Mi hermana, de dos años y medio, más o menos, se sentó en la computadora, porque mi otra hermana, la del medio, le pone videos infantiles para entretenerla. Vi que la más chica hasta llegó a elegir, viendo en los videos recomendados al lado del que estaba viendo, el siguiente video que quería ver.
No es la primera vez que lo hace, tampoco la primera vez que me freno a pensar en lo que pasa. Pero creo que es la primera vez que reflexiono tanto sobre esto; ¿Es muy tarde para cambiarlo? Si no puedo cambiarlo en ella, ¿Puedo hacer que no ocurra desde un principio con alguien tan cercano a mí? Y lo primero en lo que pensé fueron mis hijos. Si el día de mañana los tengo, pensé, no quiero que su infancia sea así.
Primero y principal porque se pierden de muchas cosas. Yo, en mi actual adolescencia casi no me despego de la computadora, porque siento que hay muchas cosas para hacer en Internet, y por más de que en el día piense en la cantidad de proyectos que puedo hacer, cuando me siento me olvido de todo y termino haciendo siempre lo mismo. No quiero que mi hermana termine así, quiero que disfrute de estar afuera, de saltar, correr, jugar con las mascotas, cantar, reír con la familia, y no sólo jugando o viendo videos en la computadora. Y aunque no pase en los siguientes años, el proceso es gradual, y va a terminar teniendo cuenta en facebook y en twitter a una edad demasiado temprana, o va a tener celular, o computadora propia, quién sabe. Y tampoco lo quiero para mis hijos. ¿Cuántas cosas nos perdemos por quedarnos enganchados al monitor, revisando el facebook o chateando sobre cosas sin importancia? ¿Cuántas cosas verdaderas como la honestidad, el apoyo y el hablar cara a cara sobre cosas importantes se pierden?

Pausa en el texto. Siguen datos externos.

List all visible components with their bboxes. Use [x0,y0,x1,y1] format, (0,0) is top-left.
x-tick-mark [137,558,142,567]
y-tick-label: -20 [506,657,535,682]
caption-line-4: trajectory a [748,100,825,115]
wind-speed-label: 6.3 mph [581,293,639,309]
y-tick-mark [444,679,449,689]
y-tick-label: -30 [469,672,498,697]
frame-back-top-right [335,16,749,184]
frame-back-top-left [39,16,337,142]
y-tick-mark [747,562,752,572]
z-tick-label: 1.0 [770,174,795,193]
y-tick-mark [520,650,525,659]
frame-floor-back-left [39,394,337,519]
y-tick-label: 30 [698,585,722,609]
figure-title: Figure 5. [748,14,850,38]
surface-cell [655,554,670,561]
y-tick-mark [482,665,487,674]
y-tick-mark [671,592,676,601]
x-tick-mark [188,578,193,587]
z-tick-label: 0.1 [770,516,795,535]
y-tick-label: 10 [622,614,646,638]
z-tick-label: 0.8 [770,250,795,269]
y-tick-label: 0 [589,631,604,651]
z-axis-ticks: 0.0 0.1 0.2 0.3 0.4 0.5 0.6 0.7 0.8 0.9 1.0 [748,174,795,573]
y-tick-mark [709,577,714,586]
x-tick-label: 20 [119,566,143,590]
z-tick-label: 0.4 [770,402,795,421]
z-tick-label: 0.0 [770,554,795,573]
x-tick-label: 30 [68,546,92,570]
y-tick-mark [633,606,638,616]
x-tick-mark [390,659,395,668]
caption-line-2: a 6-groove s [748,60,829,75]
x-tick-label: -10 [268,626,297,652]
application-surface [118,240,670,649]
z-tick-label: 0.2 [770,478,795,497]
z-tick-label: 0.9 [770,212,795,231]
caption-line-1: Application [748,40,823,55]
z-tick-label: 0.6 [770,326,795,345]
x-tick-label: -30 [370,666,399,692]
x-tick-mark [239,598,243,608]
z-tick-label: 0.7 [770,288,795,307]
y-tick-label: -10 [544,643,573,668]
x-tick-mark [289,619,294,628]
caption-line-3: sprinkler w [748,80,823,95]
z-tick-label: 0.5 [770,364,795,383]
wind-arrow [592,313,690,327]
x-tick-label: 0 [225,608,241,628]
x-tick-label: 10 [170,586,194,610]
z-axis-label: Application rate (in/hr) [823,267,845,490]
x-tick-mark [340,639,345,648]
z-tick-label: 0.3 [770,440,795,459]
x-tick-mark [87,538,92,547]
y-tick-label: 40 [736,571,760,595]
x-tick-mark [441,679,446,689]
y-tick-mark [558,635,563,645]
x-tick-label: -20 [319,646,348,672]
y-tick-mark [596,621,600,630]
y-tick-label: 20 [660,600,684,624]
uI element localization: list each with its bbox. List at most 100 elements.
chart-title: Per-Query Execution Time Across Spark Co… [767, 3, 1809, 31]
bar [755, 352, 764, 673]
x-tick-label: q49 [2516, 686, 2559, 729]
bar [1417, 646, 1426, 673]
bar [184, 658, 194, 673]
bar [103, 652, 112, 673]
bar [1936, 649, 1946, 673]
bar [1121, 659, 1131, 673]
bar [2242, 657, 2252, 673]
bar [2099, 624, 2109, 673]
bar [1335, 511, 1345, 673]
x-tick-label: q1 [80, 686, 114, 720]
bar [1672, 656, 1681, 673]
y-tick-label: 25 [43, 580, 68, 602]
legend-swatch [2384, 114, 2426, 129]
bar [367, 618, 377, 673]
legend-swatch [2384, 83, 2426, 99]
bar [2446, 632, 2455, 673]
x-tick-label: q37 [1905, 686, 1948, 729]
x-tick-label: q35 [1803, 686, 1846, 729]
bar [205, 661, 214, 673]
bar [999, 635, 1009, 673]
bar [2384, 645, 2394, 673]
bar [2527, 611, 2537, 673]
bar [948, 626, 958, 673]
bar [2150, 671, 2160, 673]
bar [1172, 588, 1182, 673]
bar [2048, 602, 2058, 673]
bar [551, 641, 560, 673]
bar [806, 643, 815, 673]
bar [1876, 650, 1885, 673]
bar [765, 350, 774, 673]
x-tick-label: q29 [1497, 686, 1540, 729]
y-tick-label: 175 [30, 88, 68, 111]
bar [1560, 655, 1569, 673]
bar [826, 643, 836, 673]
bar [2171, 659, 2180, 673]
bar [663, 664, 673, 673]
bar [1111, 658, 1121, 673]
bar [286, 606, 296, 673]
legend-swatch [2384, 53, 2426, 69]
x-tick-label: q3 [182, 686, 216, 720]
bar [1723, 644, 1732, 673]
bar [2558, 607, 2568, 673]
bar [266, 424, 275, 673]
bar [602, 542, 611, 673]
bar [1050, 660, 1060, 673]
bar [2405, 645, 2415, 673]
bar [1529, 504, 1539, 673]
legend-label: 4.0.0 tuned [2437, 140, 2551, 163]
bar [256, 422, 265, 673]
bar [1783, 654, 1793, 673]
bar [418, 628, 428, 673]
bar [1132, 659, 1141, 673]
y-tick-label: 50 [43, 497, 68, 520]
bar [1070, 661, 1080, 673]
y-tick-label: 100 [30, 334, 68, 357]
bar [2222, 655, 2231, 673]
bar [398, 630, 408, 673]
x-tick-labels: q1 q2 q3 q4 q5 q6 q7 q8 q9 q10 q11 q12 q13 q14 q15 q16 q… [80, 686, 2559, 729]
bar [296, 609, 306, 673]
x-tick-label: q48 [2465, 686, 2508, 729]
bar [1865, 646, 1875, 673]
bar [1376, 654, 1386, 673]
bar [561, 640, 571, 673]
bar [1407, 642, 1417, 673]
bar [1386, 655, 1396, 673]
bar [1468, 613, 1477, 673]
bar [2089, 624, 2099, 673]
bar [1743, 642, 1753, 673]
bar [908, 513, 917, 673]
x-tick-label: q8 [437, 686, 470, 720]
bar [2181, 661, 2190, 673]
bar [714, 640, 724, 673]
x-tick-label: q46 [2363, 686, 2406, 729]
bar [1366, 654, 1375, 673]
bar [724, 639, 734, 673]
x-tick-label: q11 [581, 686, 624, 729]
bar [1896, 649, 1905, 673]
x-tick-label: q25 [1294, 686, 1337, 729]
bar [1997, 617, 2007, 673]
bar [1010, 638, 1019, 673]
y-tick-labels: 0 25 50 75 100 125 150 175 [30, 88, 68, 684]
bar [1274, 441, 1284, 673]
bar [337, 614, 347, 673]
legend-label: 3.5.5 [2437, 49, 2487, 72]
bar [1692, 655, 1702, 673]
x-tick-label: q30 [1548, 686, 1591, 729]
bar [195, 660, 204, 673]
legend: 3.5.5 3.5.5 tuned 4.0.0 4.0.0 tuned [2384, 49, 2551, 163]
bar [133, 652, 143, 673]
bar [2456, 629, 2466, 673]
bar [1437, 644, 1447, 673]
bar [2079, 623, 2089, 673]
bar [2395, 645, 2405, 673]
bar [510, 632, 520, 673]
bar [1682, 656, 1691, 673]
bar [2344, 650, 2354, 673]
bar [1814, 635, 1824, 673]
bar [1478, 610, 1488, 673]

Quiero que mis hijos crezcan en un ambiente sano, lleno de gente verdadera con valores reales, gente sabia que sepa dar enseñanzas. Quiero que mis hijos aprendan el verdadero valor de los sentimientos y la honestidad, la consecuencia de la mentira y los abusos. Quiero que sepan que ante todo está la familia, que el dinero, cuando se trata de las emociones y sentimientos, no tiene valor alguno. Y todo eso se lo puedo enseñar sin necesidad de apartarlos de toda la tecnología, pero si un nene se queda absorto mirando una pantalla y a duras penas te quiere escuchar, o cree que mirar su dibujo preferido es más importante que hablar con sus hermanos o sus padres, o jugar con sus amigos, es difícil hacerlos cambiar de parecer. Por eso no quiero dejar que sea "demasiado tarde", quiero actuar como se debe desde el principio, enseñándoles y dejándolos libres para que aprendan.
¿Qué más puedo decir?
Me gustaría que si logro criarlos como tengo pensado, no los miren como si fueran bichos raros. Y me daría tanta pena y tanta impotencia. Por eso es que cuando lo pienso me da tanto miedo tener el deseo de que su crianza sea así. Pero, dicho todo esto, espero que en el futuro la infancia sea mejor, más familiera y alrededor de amigos, y no en la soledad con aparatos electrónicos.